Researchers Explore Replacing Surveys Using Social Simulation With AI Agents

2 hours ago 3

Published on April 28, 2025
In AI News

What if LLMs can simulate public opinions, reactions, and more without requiring a survey?

Photo by Darlene Alderson / Pexels.com

Researchers from Fudan University have developed a framework, dubbed SocioVerse, which is an LLM-agent-driven world model for social simulation.

The framework includes four components and a user pool of 10 million real individuals. The Social Environment component feeds updated external information into the simulation. The User Engine and Scenario Engine components provide realistic user context and align the simulation with the real world, respectively. Moreover, the Behavior Engine makes the agents reproduce human behaviours.

This framework aims to replace traditional methods, such as surveys, interviews, and observations, which present several challenges, including high costs, limited sample sizes, and ethical concerns.

With autonomous AI agents simulating human behaviour, researchers aim to observe the patterns of impact from micro-level decisions and forecast potential social dynamics.

To test the framework, researchers conducted large-scale simulation experiments across domains, including politics, news, and economics. Models like Llama-3-70b-Instruct, Qwen2.5-72b-Instruct, DeepSeek-V3, GPT-4o mini, GPT-4o, and DeepSeek-R1-671b were used for the tests.

First, the LLM agents focused on predicting state-level results in the US presidential election. It was found that the GPT-4o-mini and Qwen2.5-72b exhibit competitive performance according to the evaluation metric, with over 90% of state voting results being predicted correctly. DeepSeek-R1-671b was observed to be overthinking, resulting in less accurate results.

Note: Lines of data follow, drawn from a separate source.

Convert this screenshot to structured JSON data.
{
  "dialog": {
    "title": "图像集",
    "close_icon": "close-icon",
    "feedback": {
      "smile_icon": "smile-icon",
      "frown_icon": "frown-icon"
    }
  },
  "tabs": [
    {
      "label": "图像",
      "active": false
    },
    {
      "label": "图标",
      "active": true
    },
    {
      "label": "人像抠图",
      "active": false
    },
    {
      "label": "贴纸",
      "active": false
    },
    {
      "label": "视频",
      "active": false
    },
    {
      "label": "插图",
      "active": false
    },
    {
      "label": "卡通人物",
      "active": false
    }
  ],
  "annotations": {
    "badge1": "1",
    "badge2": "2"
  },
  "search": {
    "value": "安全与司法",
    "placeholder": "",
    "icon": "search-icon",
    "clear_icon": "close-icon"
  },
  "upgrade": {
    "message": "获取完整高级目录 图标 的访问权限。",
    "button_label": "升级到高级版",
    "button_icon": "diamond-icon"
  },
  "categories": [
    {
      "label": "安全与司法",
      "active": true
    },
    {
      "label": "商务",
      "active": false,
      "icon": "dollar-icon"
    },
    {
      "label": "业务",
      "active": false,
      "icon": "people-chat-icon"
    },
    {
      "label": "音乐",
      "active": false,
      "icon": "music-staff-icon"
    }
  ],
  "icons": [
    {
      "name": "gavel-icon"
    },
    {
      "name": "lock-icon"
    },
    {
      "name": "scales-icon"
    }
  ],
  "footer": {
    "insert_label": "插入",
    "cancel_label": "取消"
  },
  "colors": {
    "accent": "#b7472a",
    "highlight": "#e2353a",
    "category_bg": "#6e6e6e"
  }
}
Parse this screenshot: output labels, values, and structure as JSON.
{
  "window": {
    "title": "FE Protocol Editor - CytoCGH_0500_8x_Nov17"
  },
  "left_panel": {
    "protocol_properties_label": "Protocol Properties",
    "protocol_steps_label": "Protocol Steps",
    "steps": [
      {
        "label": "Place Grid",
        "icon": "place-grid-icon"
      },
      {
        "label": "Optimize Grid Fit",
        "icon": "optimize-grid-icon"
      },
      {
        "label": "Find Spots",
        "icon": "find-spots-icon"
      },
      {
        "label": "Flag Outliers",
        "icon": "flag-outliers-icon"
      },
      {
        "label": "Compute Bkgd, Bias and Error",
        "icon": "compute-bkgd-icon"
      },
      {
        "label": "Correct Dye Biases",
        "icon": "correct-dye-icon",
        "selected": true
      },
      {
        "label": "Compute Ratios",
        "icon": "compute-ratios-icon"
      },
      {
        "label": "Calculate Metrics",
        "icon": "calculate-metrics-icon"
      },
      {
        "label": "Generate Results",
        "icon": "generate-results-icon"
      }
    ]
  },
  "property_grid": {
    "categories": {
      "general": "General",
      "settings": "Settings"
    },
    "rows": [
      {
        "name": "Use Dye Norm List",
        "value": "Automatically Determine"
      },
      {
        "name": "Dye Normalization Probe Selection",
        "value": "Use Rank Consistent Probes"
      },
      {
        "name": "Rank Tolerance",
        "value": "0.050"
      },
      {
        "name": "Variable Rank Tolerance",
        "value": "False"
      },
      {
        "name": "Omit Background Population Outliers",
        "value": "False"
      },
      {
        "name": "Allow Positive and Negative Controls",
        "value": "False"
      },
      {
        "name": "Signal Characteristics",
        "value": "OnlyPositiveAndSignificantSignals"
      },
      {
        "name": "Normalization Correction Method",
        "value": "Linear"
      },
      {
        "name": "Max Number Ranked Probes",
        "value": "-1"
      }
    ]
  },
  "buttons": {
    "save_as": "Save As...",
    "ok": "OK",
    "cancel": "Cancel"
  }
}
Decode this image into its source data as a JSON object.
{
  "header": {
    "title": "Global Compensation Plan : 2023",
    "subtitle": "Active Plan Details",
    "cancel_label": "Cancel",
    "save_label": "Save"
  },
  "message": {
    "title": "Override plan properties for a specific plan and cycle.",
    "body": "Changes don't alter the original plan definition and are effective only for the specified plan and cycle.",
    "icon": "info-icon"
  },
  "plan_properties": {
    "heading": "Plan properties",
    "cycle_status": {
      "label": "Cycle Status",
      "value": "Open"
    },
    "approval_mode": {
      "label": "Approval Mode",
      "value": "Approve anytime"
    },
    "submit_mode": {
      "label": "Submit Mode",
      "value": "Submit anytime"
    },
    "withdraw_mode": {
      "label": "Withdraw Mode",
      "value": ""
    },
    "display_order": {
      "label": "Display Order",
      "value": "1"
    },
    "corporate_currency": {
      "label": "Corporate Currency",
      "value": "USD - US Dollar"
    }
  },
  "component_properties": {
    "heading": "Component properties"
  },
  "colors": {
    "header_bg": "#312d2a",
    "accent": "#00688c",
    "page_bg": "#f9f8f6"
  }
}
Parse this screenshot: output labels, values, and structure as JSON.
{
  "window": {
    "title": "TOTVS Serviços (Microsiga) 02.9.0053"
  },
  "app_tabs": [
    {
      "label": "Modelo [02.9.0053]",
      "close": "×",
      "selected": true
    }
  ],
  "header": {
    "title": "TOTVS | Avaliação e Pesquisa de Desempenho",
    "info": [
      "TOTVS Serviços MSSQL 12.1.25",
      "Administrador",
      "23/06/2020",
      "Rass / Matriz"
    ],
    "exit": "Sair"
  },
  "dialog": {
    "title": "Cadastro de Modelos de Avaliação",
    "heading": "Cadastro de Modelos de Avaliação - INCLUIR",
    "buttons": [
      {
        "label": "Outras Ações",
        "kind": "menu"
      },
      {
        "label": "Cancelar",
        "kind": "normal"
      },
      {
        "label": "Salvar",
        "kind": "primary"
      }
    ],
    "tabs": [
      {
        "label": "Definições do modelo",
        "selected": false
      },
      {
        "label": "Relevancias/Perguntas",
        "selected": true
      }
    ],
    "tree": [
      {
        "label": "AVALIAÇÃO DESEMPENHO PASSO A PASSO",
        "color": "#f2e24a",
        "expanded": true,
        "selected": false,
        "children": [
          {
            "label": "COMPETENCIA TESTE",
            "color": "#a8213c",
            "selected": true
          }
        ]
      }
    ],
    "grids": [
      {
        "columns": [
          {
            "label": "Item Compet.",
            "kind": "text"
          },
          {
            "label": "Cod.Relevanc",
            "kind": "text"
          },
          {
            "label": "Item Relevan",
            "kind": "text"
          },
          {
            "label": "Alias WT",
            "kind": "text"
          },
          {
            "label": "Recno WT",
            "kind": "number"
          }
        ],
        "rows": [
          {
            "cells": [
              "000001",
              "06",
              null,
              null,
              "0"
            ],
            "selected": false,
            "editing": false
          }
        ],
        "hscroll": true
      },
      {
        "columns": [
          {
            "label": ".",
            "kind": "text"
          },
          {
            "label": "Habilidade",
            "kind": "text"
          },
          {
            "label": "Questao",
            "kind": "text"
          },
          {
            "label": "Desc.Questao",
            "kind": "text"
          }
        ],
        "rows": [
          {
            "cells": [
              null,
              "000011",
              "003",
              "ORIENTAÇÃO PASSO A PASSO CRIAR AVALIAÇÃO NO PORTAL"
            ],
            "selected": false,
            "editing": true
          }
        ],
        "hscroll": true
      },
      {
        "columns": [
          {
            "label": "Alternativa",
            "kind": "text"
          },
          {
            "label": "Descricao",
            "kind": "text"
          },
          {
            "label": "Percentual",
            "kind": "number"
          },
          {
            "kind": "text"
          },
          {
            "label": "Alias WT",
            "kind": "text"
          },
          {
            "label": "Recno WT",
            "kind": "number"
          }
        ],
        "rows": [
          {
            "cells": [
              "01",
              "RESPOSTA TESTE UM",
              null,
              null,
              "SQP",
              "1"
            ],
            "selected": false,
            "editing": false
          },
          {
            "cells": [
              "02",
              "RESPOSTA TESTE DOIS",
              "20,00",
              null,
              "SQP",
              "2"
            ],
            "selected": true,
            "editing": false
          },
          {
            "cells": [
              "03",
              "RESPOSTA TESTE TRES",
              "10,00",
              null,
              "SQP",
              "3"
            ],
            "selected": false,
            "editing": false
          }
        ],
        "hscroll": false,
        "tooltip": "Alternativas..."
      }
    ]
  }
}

Second, a simulation was conducted to assess the public’s reaction to breaking news, using the example of the ChatGPT release. GPT-4o and Qwen2.5-72b were observed to be more aligned with real-world perspectives compared to other models.

Lastly, in a simulated test to understand behaviours from a national economic survey of China, Llama3-70b proved to be superior over other models in the survey, where it was able to accurately reproduce the spending habits of individuals.

“Our findings indicate that state-of-the-art LLMs demonstrate a notable ability to simulate human responses in complex social contexts, although some gaps still remain between the simulated response and observed real-world outcomes,” the research paper stated.

Moreover, the researchers aim to explore a broader range of scenarios to expand the simulation capabilities of LLMs.